Under the agreement with Skydance and financial backer RedBird Capital Partners, the special committee of Paramount’s board of directors has a 45-day period during which it will be allowed to “actively seek and evaluate alternative acquisition proposals.” According to Paramount, it “does not intend to disclose developments related to the trade store process unless and until it determines that such disclosure is appropriate or otherwise required.”
The window expires at 11:59 p.m. ET on August 21, 2024. If Paramount Global is engaged in discussions with a potential bidder that the board’s special M&A committee has determined is “in good faith expected or reasonably expected to lead to a Superior Proposal”, the company may extend the store period until September 5, 2024.
The deal’s “go-shop” provision was agreed to by the Skydance team in lieu of giving Paramount Global shareholders no vote on the deal and is apparently intended to minimize the threat of shareholder litigation against Paramount’s board and National Amusements of Shari Redstone. Inc., which owns the controlling voting interest in Paramount.

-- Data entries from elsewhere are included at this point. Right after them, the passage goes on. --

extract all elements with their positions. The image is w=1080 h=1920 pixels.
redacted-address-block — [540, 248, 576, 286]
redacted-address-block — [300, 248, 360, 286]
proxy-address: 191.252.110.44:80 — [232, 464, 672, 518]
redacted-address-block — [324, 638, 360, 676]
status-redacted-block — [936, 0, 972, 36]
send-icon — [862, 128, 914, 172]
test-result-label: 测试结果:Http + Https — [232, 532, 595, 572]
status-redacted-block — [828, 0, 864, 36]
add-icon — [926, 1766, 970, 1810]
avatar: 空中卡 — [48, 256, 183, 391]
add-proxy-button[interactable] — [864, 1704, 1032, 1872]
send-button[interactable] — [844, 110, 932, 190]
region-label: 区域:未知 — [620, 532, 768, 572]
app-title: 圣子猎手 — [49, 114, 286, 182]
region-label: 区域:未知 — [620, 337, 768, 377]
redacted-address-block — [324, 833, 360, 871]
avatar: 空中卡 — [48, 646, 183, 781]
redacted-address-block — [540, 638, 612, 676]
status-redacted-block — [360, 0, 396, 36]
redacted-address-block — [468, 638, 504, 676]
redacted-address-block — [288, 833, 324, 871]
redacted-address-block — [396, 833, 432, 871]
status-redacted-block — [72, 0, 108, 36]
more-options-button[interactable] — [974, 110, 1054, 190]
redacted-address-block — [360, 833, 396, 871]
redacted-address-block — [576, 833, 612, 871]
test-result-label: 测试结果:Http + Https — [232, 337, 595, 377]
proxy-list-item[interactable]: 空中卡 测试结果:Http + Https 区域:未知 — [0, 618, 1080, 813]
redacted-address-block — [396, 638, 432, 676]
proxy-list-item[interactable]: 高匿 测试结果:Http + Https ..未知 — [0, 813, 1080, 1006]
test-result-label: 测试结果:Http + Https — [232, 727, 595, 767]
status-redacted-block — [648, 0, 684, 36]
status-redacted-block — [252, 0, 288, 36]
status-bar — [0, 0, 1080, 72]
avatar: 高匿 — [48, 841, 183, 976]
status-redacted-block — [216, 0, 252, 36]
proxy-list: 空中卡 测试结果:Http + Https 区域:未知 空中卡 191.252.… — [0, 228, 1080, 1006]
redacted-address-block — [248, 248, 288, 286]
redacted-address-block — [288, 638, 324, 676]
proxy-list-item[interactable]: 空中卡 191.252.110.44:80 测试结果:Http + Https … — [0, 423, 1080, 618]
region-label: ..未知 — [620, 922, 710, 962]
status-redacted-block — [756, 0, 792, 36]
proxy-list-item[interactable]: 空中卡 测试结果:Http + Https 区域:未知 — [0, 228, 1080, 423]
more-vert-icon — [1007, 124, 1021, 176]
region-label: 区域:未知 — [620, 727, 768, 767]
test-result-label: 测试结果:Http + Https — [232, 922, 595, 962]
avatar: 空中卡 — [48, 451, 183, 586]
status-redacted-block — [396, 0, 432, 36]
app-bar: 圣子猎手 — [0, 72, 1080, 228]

“The special committee [of Paramount’s board] has done a thorough, exhaustive and fair process to complete the transaction with us,” David Ellison, CEO and founder of Skydance Media, told Paramount investors in a presentation on Monday. “So we believe it’s a good fit. .. if anyone comes out of the woodwork, give them 45 days to see if that happens.”
There’s no sign yet of anyone else coming forward to wrest Paramount from Skydance. In May, Sony Pictures and private equity giant Apollo Global Management emerged as potential bidders for Paramount Global, but have since dropped their $26 billion cash offer to buy the entire company.